There were also cases where the degree of improvement was slightly lower than the previous test, but not to a significant degree. As mentioned earlier, there are limitations to using KPI values from different periods for model comparison, and because the results were consistently good compared to the existing model. Moreover, to scrutinize the contribution of each individual change point, it's necessary to test combinations of multiple change points, but if conducted in this way, the test period would be too long. Therefore, we mainly focused on confirming whether the change point has a significant negative impact on the online test as the changes are accumulated.
For your information, in the case of Thailand, the filtering policy was changed separately from the model performance improvement between the last ad hoc A/B test and the final test. This policy change reduced the performance gap with the existing model, resulting in a slightly downward graph of the final improvement rate.
After applying the improvement results, we could also gain a great advantage that the entire process was clearly structured. As the planned test was systematically organized to see how far it had progressed, it was suitable for sharing progress with the outside of the team. Thanks to this, the release decision was made without delay, and we were able to successfully release a new model.

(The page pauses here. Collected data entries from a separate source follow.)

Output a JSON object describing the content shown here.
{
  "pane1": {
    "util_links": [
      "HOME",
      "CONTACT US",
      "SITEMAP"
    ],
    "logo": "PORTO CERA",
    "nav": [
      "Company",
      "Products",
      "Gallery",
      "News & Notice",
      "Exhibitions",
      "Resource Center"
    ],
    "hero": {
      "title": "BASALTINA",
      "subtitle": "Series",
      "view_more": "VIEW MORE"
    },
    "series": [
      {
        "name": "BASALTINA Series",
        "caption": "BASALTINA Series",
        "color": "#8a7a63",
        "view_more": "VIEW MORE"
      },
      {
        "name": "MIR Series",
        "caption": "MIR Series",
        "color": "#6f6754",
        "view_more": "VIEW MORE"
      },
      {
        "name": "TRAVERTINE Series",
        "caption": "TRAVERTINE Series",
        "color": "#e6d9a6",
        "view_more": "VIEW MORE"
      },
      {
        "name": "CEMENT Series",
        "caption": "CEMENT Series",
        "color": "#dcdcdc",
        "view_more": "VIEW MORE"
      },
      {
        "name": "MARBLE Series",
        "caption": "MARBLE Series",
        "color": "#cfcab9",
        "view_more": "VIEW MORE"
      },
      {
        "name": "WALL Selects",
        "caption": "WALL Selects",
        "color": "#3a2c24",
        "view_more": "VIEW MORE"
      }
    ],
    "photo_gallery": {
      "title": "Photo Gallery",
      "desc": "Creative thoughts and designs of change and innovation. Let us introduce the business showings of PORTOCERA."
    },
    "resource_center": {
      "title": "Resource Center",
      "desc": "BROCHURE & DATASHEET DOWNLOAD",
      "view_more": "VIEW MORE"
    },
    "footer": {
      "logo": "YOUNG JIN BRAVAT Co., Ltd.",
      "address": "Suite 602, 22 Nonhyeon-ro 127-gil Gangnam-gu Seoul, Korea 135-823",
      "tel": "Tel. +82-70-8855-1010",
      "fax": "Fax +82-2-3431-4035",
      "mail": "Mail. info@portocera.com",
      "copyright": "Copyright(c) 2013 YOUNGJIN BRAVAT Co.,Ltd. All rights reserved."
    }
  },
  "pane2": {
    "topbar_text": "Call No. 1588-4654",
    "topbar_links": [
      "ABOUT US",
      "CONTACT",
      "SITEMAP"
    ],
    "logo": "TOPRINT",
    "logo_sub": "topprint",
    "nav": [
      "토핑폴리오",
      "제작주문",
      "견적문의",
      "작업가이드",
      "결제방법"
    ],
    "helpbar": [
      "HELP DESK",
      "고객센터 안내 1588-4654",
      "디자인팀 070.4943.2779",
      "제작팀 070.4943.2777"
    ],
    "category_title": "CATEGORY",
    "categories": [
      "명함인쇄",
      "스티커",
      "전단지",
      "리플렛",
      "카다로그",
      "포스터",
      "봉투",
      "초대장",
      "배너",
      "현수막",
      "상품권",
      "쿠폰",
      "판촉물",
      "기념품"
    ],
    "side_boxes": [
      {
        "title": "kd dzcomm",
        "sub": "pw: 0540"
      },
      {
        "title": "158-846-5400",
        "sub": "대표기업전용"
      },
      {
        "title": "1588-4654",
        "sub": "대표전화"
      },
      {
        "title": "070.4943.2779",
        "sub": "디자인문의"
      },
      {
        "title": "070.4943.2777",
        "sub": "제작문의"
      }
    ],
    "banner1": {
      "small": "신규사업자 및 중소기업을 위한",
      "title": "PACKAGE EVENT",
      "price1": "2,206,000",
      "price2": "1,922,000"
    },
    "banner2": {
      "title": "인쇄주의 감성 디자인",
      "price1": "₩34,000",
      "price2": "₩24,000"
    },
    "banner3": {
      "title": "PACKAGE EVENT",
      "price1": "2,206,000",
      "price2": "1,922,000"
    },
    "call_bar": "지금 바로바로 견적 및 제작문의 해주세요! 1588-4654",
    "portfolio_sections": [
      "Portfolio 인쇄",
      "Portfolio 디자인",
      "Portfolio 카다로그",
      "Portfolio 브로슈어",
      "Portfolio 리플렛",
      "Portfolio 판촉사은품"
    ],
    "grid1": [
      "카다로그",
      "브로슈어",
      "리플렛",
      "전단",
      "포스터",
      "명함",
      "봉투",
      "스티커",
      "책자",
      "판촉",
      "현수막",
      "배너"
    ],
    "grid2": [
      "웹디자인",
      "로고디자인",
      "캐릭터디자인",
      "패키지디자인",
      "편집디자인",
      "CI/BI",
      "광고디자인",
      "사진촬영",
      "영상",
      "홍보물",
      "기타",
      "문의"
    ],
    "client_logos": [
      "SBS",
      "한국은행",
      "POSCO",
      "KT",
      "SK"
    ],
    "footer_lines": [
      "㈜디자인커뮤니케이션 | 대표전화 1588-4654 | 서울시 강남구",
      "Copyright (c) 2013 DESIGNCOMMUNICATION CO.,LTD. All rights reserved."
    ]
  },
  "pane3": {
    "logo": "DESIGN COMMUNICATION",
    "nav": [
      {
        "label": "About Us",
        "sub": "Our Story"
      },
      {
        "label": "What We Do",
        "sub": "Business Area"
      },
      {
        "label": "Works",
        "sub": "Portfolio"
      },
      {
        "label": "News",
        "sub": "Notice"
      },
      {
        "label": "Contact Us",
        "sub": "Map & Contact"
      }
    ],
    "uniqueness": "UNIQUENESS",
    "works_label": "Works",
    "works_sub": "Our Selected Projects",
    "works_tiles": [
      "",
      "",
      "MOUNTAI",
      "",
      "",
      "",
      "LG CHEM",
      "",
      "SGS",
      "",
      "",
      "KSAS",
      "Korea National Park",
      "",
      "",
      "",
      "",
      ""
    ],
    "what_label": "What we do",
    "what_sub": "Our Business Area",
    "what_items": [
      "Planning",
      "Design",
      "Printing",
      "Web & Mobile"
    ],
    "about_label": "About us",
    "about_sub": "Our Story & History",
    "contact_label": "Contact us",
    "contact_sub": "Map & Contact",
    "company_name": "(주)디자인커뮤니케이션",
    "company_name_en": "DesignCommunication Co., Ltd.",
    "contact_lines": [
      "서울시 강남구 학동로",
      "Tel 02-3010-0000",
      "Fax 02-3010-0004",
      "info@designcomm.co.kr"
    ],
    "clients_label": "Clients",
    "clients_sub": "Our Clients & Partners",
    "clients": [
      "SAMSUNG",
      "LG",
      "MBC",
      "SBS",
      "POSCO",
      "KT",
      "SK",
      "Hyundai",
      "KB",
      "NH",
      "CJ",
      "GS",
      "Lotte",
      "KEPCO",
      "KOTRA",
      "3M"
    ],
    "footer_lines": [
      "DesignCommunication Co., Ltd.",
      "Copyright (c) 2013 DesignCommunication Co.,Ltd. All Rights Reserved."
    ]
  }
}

The ability to perform ad hoc A/B tests was made possible thanks to the full support of the OpenChat planning team. Although it's limited to some users, presenting the results of a new model is certainly a risky task. The OpenChat planning team trusted our team, which has been continuously improving the model, allowing us to proceed with the work. We believe that our team's ability to quickly stop A/B tests and restore them to their original state in the event of a problem also contributed to this trust.
Based on the principle that the user is at the heart of everything we do, we will continue to vigorously improve our models to ensure that OpenChat users receive higher quality recommendations.